Este problema impacta directamente en la capacidad de atención. Mientras el tiempo promedio para conseguir una cita puede superar los 100 días, parte de la capacidad instalada no se utiliza de manera eficiente. A ello se suma que 7 de cada 10 peruanos que necesitaron atención médica no la recibieron, principalmente por demoras en el sistema.
La situación también tiene un efecto económico relevante. En el sector privado, el ausentismo en consultas representa pérdidas superiores a los S/ 200 millones anuales, afectando la sostenibilidad de las instituciones y limitando la ampliación de cobertura sin necesidad de nueva infraestructura.
Parte del problema radica en la gestión de los servicios. En hospitales y clínicas de mediana y alta complejidad, la programación quirúrgica aún depende, en muchos casos, de llamadas, correos electrónicos y hojas de cálculo, lo que dificulta la coordinación entre áreas y aumenta el riesgo de cancelaciones, reprogramaciones y tiempos muertos en quirófanos, uno de los recursos más costosos del sistema. En la práctica, mientras pacientes esperan meses por una cirugía, parte de la capacidad instalada permanece subutilizada, según explica Mauricio Paba, Chief Expansion Officer de COCO Tecnologías.
Frente a este escenario, la digitalización y el uso de herramientas basadas en inteligencia artificial comienzan a posicionarse como una solución para mejorar la eficiencia operativa. Sistemas de recordatorios automatizados, gestión dinámica de citas y coordinación digital de recursos permiten reducir inasistencias y optimizar la capacidad existente.
No obstante, este avance debe ir acompañado de estándares de seguridad. En el Perú, la Ley N.º 29733 exige la protección de datos personales en salud, lo que impulsa la adopción de plataformas con certificaciones internacionales como ISO 27001.
Especialistas señalan que el mercado peruano empieza a incorporar soluciones tecnológicas orientadas a mejorar la eficiencia operativa del sector salud mediante inteligencia artificial y automatización. “Más allá de la tecnología, el debate de fondo apunta a cómo cerrar la brecha entre la demanda creciente y los recursos disponibles.

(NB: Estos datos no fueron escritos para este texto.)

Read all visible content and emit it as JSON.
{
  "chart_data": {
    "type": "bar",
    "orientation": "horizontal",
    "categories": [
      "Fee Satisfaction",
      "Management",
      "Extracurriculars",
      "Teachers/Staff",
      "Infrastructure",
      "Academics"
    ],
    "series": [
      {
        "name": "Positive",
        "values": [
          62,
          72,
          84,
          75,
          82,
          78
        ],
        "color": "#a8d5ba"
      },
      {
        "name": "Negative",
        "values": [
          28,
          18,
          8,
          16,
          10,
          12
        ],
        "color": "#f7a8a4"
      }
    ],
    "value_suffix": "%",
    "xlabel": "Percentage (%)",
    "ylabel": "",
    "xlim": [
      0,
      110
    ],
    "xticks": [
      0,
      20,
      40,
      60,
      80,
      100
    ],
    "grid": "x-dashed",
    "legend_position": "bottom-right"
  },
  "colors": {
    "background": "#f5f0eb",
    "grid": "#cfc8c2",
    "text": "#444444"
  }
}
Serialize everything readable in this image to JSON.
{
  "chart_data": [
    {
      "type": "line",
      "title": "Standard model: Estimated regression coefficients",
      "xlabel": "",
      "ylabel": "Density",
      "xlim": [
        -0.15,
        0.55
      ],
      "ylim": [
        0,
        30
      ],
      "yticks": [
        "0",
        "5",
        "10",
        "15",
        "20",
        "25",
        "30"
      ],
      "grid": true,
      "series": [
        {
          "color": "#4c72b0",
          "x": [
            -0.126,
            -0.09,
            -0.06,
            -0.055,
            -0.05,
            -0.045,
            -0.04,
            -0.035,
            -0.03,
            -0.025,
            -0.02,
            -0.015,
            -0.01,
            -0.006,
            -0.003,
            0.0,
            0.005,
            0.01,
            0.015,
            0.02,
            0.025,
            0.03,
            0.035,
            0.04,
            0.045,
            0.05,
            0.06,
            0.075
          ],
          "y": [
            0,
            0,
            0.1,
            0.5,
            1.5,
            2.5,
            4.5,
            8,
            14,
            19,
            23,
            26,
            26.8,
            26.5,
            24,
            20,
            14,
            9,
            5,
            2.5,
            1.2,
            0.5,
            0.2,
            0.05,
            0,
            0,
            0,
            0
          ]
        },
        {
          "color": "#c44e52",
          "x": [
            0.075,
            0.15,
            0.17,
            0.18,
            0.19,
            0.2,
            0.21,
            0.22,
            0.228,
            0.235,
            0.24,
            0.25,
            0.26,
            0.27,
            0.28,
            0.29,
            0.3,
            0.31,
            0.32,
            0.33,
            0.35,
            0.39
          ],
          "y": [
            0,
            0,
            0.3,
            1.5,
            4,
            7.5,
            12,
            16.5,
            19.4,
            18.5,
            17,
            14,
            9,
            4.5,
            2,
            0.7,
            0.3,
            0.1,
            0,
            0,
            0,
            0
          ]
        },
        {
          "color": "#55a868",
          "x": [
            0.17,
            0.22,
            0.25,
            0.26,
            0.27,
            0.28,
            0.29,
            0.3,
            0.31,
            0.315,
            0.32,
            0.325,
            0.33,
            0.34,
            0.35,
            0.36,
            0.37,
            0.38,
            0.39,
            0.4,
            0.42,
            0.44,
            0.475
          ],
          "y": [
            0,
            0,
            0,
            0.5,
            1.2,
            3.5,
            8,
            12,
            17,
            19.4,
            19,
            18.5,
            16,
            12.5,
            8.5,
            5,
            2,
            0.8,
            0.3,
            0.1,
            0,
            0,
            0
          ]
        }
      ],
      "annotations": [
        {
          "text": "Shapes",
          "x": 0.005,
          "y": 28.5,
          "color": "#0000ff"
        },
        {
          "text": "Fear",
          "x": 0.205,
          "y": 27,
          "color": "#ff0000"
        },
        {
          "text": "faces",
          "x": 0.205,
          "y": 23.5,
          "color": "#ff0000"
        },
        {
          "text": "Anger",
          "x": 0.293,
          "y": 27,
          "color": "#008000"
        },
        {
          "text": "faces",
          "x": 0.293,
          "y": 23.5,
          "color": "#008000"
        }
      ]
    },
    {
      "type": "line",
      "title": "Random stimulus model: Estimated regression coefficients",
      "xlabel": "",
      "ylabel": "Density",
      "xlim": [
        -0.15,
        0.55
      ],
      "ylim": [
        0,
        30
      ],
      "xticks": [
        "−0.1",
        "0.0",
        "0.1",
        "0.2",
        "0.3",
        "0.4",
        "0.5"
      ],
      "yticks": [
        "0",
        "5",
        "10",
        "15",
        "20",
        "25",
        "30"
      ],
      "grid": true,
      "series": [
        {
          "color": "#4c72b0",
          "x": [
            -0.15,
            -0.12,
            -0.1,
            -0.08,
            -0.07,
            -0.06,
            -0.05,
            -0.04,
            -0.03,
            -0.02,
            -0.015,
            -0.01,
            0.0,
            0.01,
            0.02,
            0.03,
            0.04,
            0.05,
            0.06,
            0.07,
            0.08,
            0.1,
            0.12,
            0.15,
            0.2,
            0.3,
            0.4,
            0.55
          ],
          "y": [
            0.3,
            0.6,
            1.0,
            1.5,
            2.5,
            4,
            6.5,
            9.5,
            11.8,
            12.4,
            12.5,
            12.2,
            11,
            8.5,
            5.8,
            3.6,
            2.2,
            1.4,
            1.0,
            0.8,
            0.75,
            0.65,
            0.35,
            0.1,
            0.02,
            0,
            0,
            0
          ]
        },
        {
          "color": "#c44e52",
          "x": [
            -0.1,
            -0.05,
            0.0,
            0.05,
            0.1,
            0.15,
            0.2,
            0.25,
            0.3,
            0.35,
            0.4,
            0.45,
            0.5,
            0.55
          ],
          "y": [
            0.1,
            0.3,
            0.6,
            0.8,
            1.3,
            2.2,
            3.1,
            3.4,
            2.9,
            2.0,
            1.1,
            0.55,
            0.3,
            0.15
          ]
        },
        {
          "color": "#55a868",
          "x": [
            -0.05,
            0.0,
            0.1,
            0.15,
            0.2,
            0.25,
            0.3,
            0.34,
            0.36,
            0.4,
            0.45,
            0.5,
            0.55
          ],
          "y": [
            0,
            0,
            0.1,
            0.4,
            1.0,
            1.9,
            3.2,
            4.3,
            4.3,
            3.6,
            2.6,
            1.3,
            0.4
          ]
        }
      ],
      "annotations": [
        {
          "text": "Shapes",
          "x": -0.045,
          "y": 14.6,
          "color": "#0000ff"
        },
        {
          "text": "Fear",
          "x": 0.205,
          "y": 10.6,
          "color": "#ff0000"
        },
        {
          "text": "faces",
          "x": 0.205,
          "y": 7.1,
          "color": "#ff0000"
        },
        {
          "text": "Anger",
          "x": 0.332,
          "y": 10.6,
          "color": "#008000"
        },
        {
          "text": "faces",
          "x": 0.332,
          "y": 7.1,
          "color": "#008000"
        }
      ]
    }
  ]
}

Con una población que exige mayor acceso y un sistema que no siempre responde con rapidez, la eficiencia operativa se perfila como uno de los ejes centrales de la reforma del sector”, comentó Paba.
En ese contexto, la digitalización de procesos, la automatización del contacto con pacientes y la gestión inteligente de citas comienzan a perfilarse como parte de la solución estructural. Ampliar infraestructura puede tomar años; optimizar la capacidad ya instalada —reducir inasistencias, ordenar agendas y mejorar la coordinación de recursos— puede marcar una diferencia inmediata en el acceso y la eficiencia del sistema de salud peruano.